Linda Bowen tend à généraliser encore au sein de l'industrie son attachement à des pratiques commerciales socialement responsables. En effet, un certain nombre de sociétés commencent à comprendre l'impact que peut avoir l'expression de la bonne conscience sociale sur le chiffre d'affaires d'une compagnie.
La Responsabilité sociale des entreprises (RSE) n'est pas seulement une tendance du moment. Elle a ses effets à long terme sur les pratiques commerciales des sociétés dont ne peuvent que bénéficier les consommateurs, les travailleurs et la santé à l'échelle de la planète.
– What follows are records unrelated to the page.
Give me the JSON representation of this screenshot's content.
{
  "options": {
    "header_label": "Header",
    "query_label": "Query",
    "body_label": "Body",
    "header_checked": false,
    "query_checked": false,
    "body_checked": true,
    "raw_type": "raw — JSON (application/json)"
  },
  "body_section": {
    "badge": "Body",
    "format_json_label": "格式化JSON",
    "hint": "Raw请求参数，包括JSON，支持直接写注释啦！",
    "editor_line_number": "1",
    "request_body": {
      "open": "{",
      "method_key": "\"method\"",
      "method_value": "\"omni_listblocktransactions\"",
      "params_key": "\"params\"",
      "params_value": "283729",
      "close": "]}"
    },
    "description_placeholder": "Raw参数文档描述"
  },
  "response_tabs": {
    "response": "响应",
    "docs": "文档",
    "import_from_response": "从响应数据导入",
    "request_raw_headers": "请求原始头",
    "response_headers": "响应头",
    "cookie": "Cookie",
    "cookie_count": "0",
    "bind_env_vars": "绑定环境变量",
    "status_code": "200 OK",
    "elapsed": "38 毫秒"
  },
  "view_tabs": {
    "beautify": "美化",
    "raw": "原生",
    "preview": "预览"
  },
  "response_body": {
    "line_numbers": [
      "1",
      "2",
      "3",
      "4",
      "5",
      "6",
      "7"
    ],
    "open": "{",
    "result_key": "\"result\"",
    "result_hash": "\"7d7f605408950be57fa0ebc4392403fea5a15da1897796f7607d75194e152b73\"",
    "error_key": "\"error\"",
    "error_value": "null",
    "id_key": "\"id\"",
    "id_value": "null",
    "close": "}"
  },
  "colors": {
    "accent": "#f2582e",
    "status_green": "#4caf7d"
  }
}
Chargée de la Responsabilité Sociale et Environnementale (SER) à la Coopérative Mountain Equipment (MEC), Denise Taschereau laisse entendre que la réunion de l'Organisation mondiale du commerce (OMC), tenue en 1999 à Seattle, aux États-Unis, a été déterminante pour les consommateurs. « Ils ont commencé à se poser des questions sur l'origine de ce qu'ils achetaient, se demandant par exemple qui en était le fabricant et quelles méthodes étaient utilisées. Dans le psychisme de tous, certaines idées essentielles sont demeurées réalité. On doit à chaque achat être satisfait du choix que l'on fait. »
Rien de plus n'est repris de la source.